Bibliothèque nationale de France ]

containerMD : implementation guidelines and examples

Recommended implementations

containerMD has been designed for three possible uses listed below. Whenever used in conjunction with a more general metadata scheme, recommended best practice is to use these schemas to declare generic information and use containerMD only for container format specific fields.

Use in conjunction with PREMIS

Recommended best practice is to use PREMIS semantic units for all information that is not specific to container files, and containerMD for all specific fields. In practice, this means using a ‹premis:object› of type "file" to express core information about the container file, and to use containerMD inside an ‹premis:objectCharacteristicsExtension› to express container-specific fields. These specific fields are ‹entriesInformation› (non verbose mode) and extension containers. We intend to add a mapping table between containerMD fields and PREMIS semantic units very soon. Here is an example of PREMIS used for an ARC file:

Use in conjunction with METS

Recommended best practice is to use containerMD as an extension schema in a ‹mets:techMD› element. It is also recommended to use containerMD in conjunction with ‹premis:object›, according to the best practices mentioned above. This can be implemented either as parallel ‹mets:techMD› sections referred to from the same ‹mets:file›, or with a single ‹mets:techMD› containing a ‹premis:object› element itself containing a ‹containerMD› section in a ‹premis:objectCharacteristicsExtension› element.

For verbose descriptions, that is, description of all the container and content files, you only need containerMD for its container-specific extensions. METS and PREMIS can manage the whole-part relationship, and PREMIS will be able to manage all core metadata about each file (container or contained).

For non-verbose descriptions, containerMD ‹entriesInformation› can also be used for its aggregation mechanisms.
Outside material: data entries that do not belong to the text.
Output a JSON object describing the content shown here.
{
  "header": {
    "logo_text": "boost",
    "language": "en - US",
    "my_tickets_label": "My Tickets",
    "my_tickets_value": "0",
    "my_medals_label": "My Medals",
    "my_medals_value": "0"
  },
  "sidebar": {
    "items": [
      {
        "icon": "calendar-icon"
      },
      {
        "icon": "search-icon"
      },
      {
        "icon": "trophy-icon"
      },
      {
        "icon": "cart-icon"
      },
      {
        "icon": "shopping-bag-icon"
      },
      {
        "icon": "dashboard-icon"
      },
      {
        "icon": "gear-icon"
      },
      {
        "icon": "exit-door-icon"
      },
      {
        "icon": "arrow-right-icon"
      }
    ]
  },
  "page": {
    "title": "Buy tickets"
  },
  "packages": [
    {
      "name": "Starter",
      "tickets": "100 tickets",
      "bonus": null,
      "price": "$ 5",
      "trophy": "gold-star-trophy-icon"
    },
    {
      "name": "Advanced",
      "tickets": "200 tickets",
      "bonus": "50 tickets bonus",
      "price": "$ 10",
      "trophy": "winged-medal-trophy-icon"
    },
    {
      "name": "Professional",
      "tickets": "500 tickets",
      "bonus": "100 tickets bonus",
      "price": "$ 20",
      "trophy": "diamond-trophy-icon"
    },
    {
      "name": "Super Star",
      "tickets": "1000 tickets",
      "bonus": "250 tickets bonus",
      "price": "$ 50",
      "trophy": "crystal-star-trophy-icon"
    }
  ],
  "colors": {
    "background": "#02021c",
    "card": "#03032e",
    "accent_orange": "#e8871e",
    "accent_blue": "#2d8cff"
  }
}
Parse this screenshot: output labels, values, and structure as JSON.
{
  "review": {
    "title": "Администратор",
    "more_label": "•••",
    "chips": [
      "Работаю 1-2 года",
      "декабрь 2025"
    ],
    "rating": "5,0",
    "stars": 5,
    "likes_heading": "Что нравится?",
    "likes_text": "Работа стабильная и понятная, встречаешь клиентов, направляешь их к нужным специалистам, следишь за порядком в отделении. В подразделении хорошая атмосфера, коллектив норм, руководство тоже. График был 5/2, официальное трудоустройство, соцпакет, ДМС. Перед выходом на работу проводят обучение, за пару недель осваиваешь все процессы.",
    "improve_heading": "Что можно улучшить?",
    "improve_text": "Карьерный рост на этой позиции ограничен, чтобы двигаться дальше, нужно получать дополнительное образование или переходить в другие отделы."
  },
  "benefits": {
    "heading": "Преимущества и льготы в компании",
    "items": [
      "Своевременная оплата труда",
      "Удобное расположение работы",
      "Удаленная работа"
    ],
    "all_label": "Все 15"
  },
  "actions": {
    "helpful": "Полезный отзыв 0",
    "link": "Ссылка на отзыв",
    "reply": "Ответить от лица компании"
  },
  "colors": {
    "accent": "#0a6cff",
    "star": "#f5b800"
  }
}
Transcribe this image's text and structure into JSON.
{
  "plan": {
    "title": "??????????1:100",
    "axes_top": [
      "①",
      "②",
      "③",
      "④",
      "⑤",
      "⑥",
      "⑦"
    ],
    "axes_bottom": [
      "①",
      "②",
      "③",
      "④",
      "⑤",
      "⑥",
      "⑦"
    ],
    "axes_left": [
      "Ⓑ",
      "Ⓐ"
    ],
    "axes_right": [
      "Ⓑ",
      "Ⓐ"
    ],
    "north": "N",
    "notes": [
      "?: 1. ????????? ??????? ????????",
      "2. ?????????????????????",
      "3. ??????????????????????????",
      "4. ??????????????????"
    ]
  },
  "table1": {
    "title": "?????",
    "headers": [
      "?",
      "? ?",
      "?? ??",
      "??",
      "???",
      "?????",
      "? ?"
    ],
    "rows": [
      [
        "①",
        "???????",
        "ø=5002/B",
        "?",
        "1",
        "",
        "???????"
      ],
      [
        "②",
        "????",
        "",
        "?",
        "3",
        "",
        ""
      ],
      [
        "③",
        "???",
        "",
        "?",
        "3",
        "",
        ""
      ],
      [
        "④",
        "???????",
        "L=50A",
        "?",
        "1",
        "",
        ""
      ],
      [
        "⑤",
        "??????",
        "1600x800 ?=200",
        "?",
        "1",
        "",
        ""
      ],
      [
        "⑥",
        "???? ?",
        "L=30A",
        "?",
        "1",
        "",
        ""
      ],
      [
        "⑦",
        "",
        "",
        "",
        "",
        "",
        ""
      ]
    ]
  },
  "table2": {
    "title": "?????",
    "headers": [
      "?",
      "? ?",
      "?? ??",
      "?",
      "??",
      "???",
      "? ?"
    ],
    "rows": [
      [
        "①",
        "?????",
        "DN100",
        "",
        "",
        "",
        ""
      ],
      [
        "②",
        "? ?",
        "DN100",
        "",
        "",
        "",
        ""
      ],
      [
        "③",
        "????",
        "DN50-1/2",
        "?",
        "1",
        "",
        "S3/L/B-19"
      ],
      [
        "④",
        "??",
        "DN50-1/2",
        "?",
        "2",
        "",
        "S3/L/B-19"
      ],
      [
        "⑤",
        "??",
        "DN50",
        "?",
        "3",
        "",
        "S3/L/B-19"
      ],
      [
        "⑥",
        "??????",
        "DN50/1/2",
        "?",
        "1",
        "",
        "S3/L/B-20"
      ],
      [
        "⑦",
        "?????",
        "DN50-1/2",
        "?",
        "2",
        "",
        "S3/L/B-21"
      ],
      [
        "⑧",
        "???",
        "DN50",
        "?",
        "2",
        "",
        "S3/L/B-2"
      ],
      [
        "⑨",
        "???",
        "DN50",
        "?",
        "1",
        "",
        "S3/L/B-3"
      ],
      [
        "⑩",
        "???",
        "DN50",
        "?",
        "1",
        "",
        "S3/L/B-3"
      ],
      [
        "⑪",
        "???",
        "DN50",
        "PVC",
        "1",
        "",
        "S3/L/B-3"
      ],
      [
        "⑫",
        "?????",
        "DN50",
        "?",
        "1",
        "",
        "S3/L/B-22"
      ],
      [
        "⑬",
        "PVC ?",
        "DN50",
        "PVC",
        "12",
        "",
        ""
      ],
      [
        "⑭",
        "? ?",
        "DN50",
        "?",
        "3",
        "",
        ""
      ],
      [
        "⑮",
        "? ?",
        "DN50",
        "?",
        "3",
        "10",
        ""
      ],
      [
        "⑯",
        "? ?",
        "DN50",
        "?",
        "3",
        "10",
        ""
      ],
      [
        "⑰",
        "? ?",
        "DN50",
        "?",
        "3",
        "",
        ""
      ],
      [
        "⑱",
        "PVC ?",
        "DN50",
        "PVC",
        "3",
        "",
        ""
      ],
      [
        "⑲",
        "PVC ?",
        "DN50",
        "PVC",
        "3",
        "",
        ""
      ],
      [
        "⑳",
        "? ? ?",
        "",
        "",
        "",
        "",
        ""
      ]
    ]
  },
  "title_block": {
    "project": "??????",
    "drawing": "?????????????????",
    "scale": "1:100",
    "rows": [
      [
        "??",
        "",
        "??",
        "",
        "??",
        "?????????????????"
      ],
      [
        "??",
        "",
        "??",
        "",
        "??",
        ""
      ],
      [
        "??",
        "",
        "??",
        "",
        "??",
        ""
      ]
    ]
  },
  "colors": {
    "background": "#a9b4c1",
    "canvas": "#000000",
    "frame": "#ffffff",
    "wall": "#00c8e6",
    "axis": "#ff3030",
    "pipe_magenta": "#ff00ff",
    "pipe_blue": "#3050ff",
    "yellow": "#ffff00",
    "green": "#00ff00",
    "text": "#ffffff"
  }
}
Here is an example of a METS file describing a gzipped arc file. Most of the choices comply with the "Using PREMIS with METS" recommendations with the following additional choices:
  • The METS transformFile feature is used so that we can link descriptions to a particular state of the file: the GZ or the ARC file.
  • A separate premis:object from each compositionLevel. This allows to bind closely a particular composition level (GZ or ARC container) with its own file analysis processes.
  • There is one characterization event for the GZ file, and one for the ARC file.
Note that this example is an example of a possible use. Different choices can be made on a particular implementation (and they are actually different at BnF).

Use as a standalone file

This approach is not recommended unless containerMD is used as an output format of a tool. This is the only implementation where it is relevant to store provenance information inside containerMD (assessmentInformation element).

containerMD for ARC files

ARC files contain ARC records that in turn contain files in their payload, generally harvested on the web. Users may want to describe the harvested files and/or the ARC records: they can do it by using, in the first case, either ‹entriesInformation› or ‹entry› elements, and in the second case, either ‹ARCEntries› or ‹ARCEntry› in a ‹entriesExtension› or ‹entryExtension› element, depending on whether they describe the content of a container file in a verbose or non-verbose mode.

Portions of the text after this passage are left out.